INSTRUCTOR: Find a potential function for capital F of x comma y comma z equal to angle bracket 12x squared comma cosine y times cosine of z comma 1 minus sine of y times sine of z close angle bracket. In finding a potential function, because we know that the gradient of our potential function, we're going to call it lowercase f. Because the gradient of lowercase F equals capital F, that includes partials, with respect to x, y, and z.

So we are going to find the antiderivative of each component, with respect to x, y, and Z, with something we'll look for at the end. So the antiderivative, with respect to x of 12x squared, is equal to 4x cubed. The antiderivative, with respect to y of cosine y cosine z is equal to sine y times cosine of z.

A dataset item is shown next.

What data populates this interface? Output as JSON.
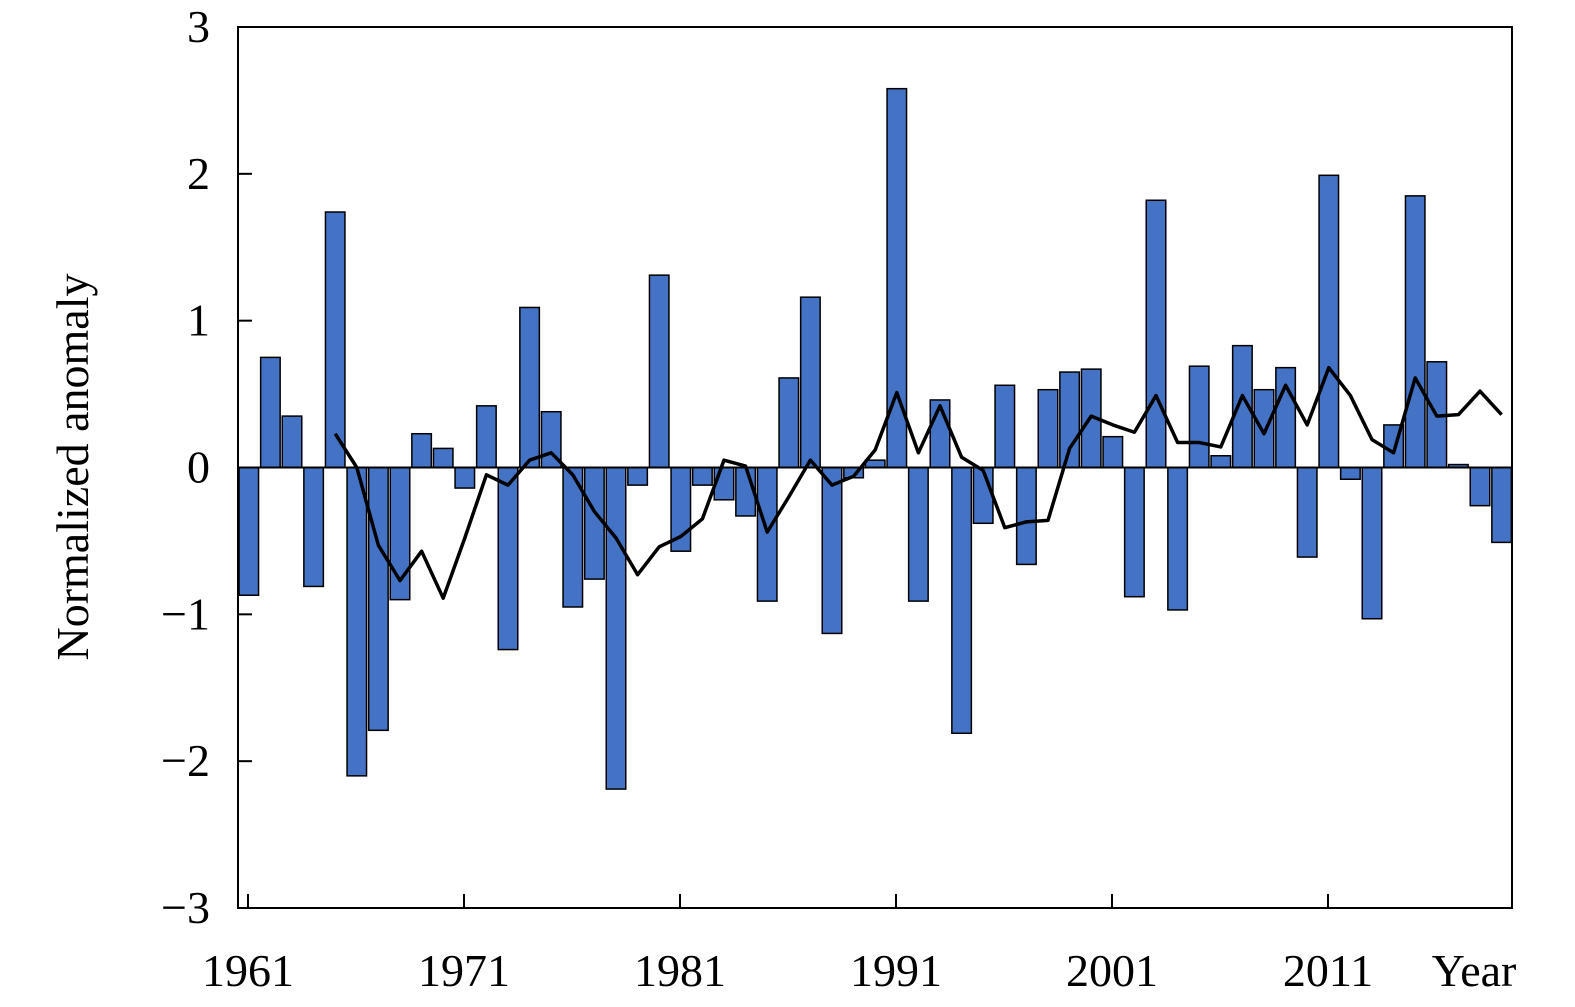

The antiderivative of 1 minus sine y sine z with respect to z is equal to z plus sine y cosine z. Now of course we need to add a constant here. But that's not our concern, because we're finding a potential function.

So we're going to say our constant of integration is equal to 0 for all of these. Now, notice that two of these terms have a sine y cosine z. So we can actually omit 1 and still have this still be the same potential function.

Lowercase f of x comma y comma z is equal to angle bracket. Actually, we don't even need that. It's equal to 4x cubed plus sine y cosine z plus z So if you want to check this, you can take the partial, this function with respect to x, y, and z. And see that you get capital F of x comma y comma z that we had at the first.